The identification label is situated on the inside of the base casting; this informs that the LEDs are driven at a 450 mA current, and that the lantern was manufactured in January 2015. Despite being IP 54 rated, the lantern interior was quite dirty, with numerous signs of insect ingress.


Unscrewing the finial and then lifting the canopy reveals the lantern's internal wiring, along with the LED driver.


The Philips 'Xitanium' driver is positioned centrally above a heat sink that is intended to assist in dissipating the heat generated by the LED array. Although this driver is set to run the LEDs at full output at all times when activated, it can be programmed to dim using the DALI (Digital Addressable Lighting Interface) system.


The lantern was fitted to a dedicated post-top stand on Wednesday, 30th December 2020.

A plug was connected to the pre-wired flexible cable, and the supply switched on...unfortunately, the lantern decided that it didn't wish to operate correctly any longer, with the the LED array activating at full brightness, then dimming immediately, then switching off, on a repeating cycle. This video demonstrates the fault. (Typically, the lantern had worked perfectly when tested many months earlier, and had been placed in dry, indoor storage since then.)

I had thought that the driver was defective, and so purchased a replacement. The flashing continued with the new one connected, however, and so the original was unlikely to be the cause of the fault. Therefore, I turned my attention to the LED array itself. Carefully, the plastic cover over the circuit board was prised off. With this removed, a faint watermark was visible in the centre of the board, and a short section of the copper track had become exposed.

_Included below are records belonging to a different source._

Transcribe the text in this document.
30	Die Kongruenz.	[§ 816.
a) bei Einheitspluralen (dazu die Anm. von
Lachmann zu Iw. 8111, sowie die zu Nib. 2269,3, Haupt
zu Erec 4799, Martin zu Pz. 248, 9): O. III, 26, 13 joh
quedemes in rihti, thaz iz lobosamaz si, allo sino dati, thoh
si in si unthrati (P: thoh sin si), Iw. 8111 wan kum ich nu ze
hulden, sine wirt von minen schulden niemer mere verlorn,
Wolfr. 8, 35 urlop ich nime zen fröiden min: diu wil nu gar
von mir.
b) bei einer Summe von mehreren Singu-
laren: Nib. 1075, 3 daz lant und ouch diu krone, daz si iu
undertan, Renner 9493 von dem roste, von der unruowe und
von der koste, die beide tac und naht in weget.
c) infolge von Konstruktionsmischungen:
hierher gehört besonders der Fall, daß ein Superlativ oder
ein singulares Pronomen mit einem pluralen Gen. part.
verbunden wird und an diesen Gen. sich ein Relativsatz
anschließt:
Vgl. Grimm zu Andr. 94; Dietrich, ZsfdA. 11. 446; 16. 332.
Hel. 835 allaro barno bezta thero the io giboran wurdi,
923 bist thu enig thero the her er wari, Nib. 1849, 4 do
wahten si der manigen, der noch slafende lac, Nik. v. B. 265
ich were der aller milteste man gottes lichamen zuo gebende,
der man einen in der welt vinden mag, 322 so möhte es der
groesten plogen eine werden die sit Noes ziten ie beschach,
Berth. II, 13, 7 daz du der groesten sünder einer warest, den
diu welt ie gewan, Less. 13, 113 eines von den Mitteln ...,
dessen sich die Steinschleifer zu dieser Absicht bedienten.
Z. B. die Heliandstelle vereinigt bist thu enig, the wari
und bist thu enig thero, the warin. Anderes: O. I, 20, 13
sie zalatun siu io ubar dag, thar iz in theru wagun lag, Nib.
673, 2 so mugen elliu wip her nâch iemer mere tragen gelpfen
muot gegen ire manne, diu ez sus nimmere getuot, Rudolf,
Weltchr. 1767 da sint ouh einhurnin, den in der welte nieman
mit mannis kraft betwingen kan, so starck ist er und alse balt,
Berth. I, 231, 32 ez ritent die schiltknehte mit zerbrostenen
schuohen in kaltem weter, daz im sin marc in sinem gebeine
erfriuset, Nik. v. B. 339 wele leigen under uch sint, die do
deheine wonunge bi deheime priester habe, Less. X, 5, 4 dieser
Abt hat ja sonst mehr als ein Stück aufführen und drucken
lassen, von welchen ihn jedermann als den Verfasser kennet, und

The mark was visible on the inside of the cover too, and shortly after this picture was taken, the lens covering the LED chip located the closest to the cable hole fell off of its own accord. I think that that says it all. The lantern was unceremoniously removed from the post-top stand straight after these pictures were taken and its place taken by the converted Philips XGS 103 instead, and worked far more reliably - there is no space in my Collection for duds!